Multi-credentialing

John Maeda of RISD has a riff about the future of college credentials, including the notion of an automated ‘degree’, which is generated by a machine based on the sum your achievements. He makes an analogy to Coinstar: pour in a bunch of individually valuable stuff, get out some paper which aggregates its value.

It’s not that crazy of an idea; it only sounds crazy because we are using our current terminology of credentials as a certificate of education.

A degree from Stanford has value because it is considered a predictor of ability. But it’s only that: a predictor, whose accuracy one takes on faith. I recall seeing studies indicating that one’s school is only a predictor of success early in one’s career; that in less than ten years, one’s alma mater is no longer detectable as a signal. [cite?]

So in that case, the diploma is a relatively weak predictor. In blunt terms, sure, 90% of the population could not get a Stanford BA. But those that do, might or might accomplish what one expects.

What if institutional credentials were empirical? Stanford and MIT could offer such credentials, based on their own emphases and models. A person could then have several ‘degrees’ from Harvard, Princeton and Caltech, as one’s accomplishment is used as an input into their respective models.

Which of course leads one to ask what a ‘degree’ is?

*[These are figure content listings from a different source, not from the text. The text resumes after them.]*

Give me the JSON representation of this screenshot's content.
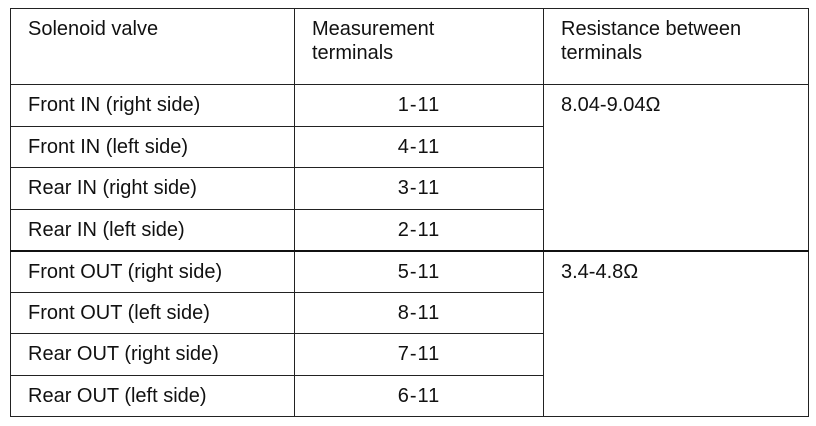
{
  "table": {
    "header": [
      "Solenoid valve",
      "Measurement terminals",
      "Resistance between terminals"
    ],
    "groups": [
      {
        "resistance": "8.04-9.04Ω",
        "rows": [
          [
            "Front IN (right side)",
            "1-11"
          ],
          [
            "Front IN (left side)",
            "4-11"
          ],
          [
            "Rear IN (right side)",
            "3-11"
          ],
          [
            "Rear IN (left side)",
            "2-11"
          ]
        ]
      },
      {
        "resistance": "3.4-4.8Ω",
        "rows": [
          [
            "Front OUT (right side)",
            "5-11"
          ],
          [
            "Front OUT (left side)",
            "8-11"
          ],
          [
            "Rear OUT (right side)",
            "7-11"
          ],
          [
            "Rear OUT (left side)",
            "6-11"
          ]
        ]
      }
    ]
  }
}
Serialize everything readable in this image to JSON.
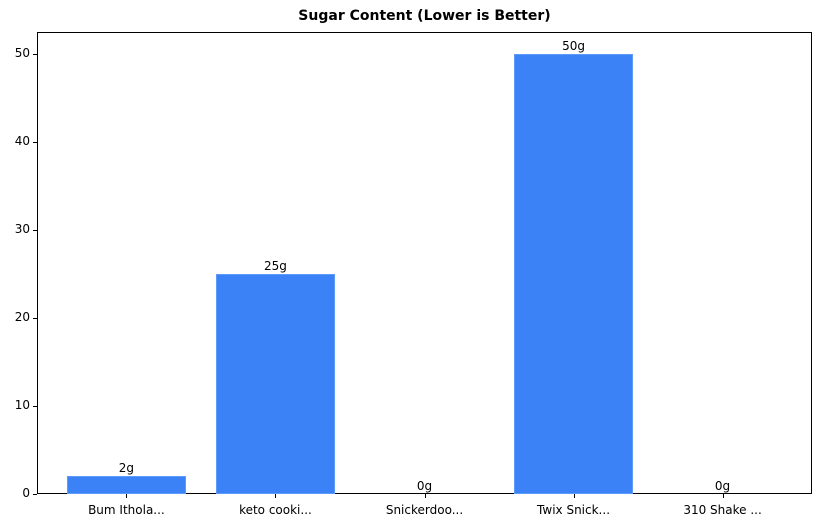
{
  "chart_data": {
    "type": "bar",
    "title": "Sugar Content (Lower is Better)",
    "xlabel": "",
    "ylabel": "",
    "categories": [
      "Bum Ithola...",
      "keto cooki...",
      "Snickerdoo...",
      "Twix Snick...",
      "310 Shake ..."
    ],
    "values": [
      2,
      25,
      0,
      50,
      0
    ],
    "data_labels": [
      "2g",
      "25g",
      "0g",
      "50g",
      "0g"
    ],
    "ylim": [
      0,
      52.5
    ],
    "yticks": [
      0,
      10,
      20,
      30,
      40,
      50
    ],
    "grid": false,
    "legend": null,
    "bar_color": "#3b82f6"
  }
}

As it stands now, it’s a _cred_ential, in that it communicates that one can _cred_ibly hope that your fresh new hire will do good work. But it is only weakly empirical. ‘Credibility’ is a loose idea that one falls back on in the absence of predictive data.

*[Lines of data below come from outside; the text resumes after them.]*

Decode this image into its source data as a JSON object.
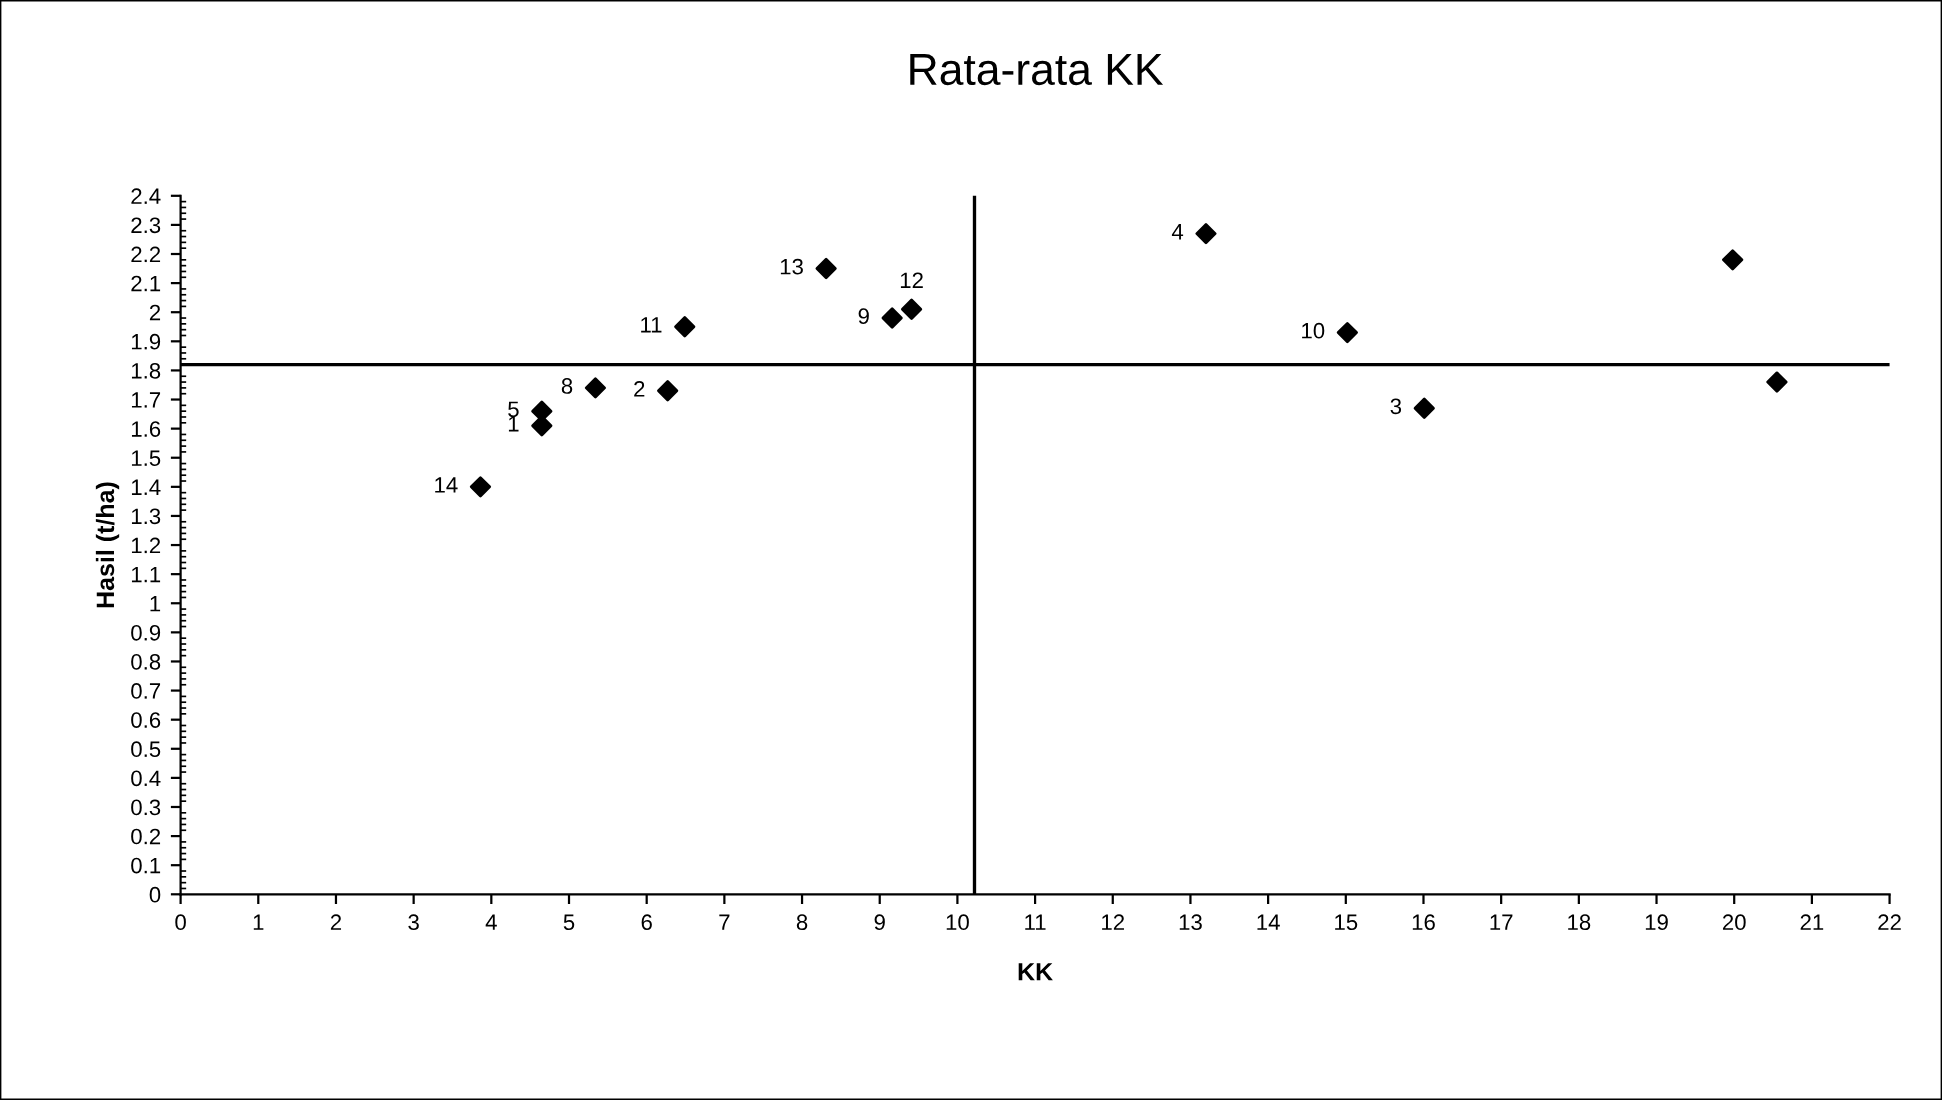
{
  "chart_data": {
    "type": "scatter",
    "title": "Rata-rata KK",
    "xlabel": "KK",
    "ylabel": "Hasil (t/ha)",
    "x": [
      3.86,
      4.65,
      4.65,
      5.34,
      6.27,
      6.49,
      8.31,
      9.16,
      9.41,
      13.2,
      15.02,
      16.01,
      19.98,
      20.55
    ],
    "values": [
      1.4,
      1.61,
      1.66,
      1.74,
      1.73,
      1.95,
      2.15,
      1.98,
      2.01,
      2.27,
      1.93,
      1.67,
      2.18,
      1.76
    ],
    "color": "#000000",
    "marker": "diamond",
    "grid": false,
    "legend": false,
    "xlim": [
      0,
      22
    ],
    "xticks": [
      0,
      1,
      2,
      3,
      4,
      5,
      6,
      7,
      8,
      9,
      10,
      11,
      12,
      13,
      14,
      15,
      16,
      17,
      18,
      19,
      20,
      21,
      22
    ],
    "ylim": [
      0,
      2.4
    ],
    "yticks": [
      0,
      0.1,
      0.2,
      0.3,
      0.4,
      0.5,
      0.6,
      0.7,
      0.8,
      0.9,
      1,
      1.1,
      1.2,
      1.3,
      1.4,
      1.5,
      1.6,
      1.7,
      1.8,
      1.9,
      2,
      2.1,
      2.2,
      2.3,
      2.4
    ],
    "ref_lines": [
      {
        "axis": "x",
        "value": 10.22,
        "color": "#000000"
      },
      {
        "axis": "y",
        "value": 1.82,
        "color": "#000000"
      }
    ],
    "annotations": [
      {
        "text": "14",
        "x": 3.86,
        "y": 1.4
      },
      {
        "text": "1",
        "x": 4.65,
        "y": 1.61
      },
      {
        "text": "5",
        "x": 4.65,
        "y": 1.66
      },
      {
        "text": "8",
        "x": 5.34,
        "y": 1.74
      },
      {
        "text": "2",
        "x": 6.27,
        "y": 1.73
      },
      {
        "text": "11",
        "x": 6.49,
        "y": 1.95
      },
      {
        "text": "13",
        "x": 8.31,
        "y": 2.15
      },
      {
        "text": "9",
        "x": 9.16,
        "y": 1.98
      },
      {
        "text": "12",
        "x": 9.41,
        "y": 2.01
      },
      {
        "text": "4",
        "x": 13.2,
        "y": 2.27
      },
      {
        "text": "10",
        "x": 15.02,
        "y": 1.93
      },
      {
        "text": "3",
        "x": 16.01,
        "y": 1.67
      }
    ]
  }
}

Imagine a better system, where Stanford, MIT and Carnegie-Mellon compete for predictive strength of their credentialing models. Where they forecast your success at age 20, revisit it when you turn 30, and open source the results.

Our current higher-educational institutions might serve that role, but it’s not what they do right now. If they’re smart, they’ll consider moving in that direction, or see themselves disrupted by nimbler, more-empirical, more-credible rivals.